Ida Wells
PHOTO: University of Chicago Library
IDA WELLS
She was born a slave in 1862, then orphaned by the yellow fever epidemic of 1878. But somehow Ida Wells managed to get an education and become a teacher. Then, in 1884, she was forcibly removed from the first-class ladies coach on a railroad, and she filed suit against the railroad as a result (to put this in some context, this was three-quarters of a century before Rosa Parks was arrested for doing something similar in Montgomery, Alabama.)
Ida Wells won her case in Memphis Circuit Court, then lost it before the Tennessee Supreme Court (click here to read a first-person account of her experiences).

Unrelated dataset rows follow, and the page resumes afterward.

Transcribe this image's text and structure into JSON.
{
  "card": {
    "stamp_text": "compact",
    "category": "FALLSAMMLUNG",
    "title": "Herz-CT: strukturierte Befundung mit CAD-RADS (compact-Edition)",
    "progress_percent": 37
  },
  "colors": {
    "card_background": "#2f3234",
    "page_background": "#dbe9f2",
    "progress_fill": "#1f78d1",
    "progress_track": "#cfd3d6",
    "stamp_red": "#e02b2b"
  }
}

But in the process she launched a career in journalism, becoming a Memphis correspondent for African-American newspapers in Northern cities.

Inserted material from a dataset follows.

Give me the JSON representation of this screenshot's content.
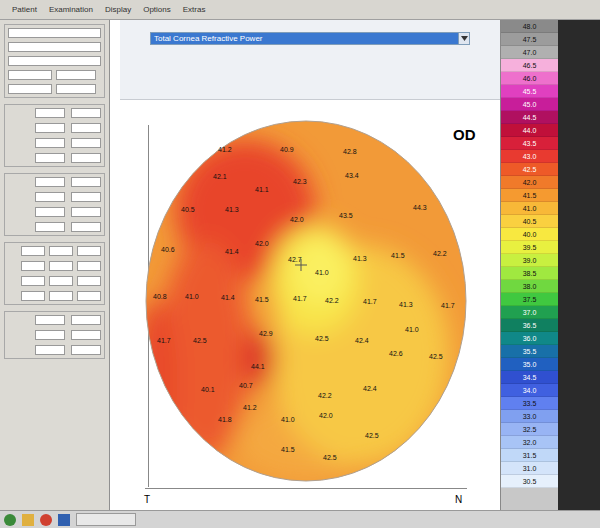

Then, in 1892, three black grocers were lynched in Memphis in one of the ugliest acts of mob violence in American history. Ida Wells’ stories about the event made her a hero in the African American community but angered white people in Memphis, and she moved away from the South at that time. Now a resident of New York, she launched an anti-lynching crusade. Never one to hesitate to speak her mind, she criticized some black leaders of that era, most notably Booker T. Washington, because she believed that integration, not accommodation, was the right way. Later she co-founded the National Association of Colored Women and worked with Jane Addams to lobby against segregated public schools in Chicago.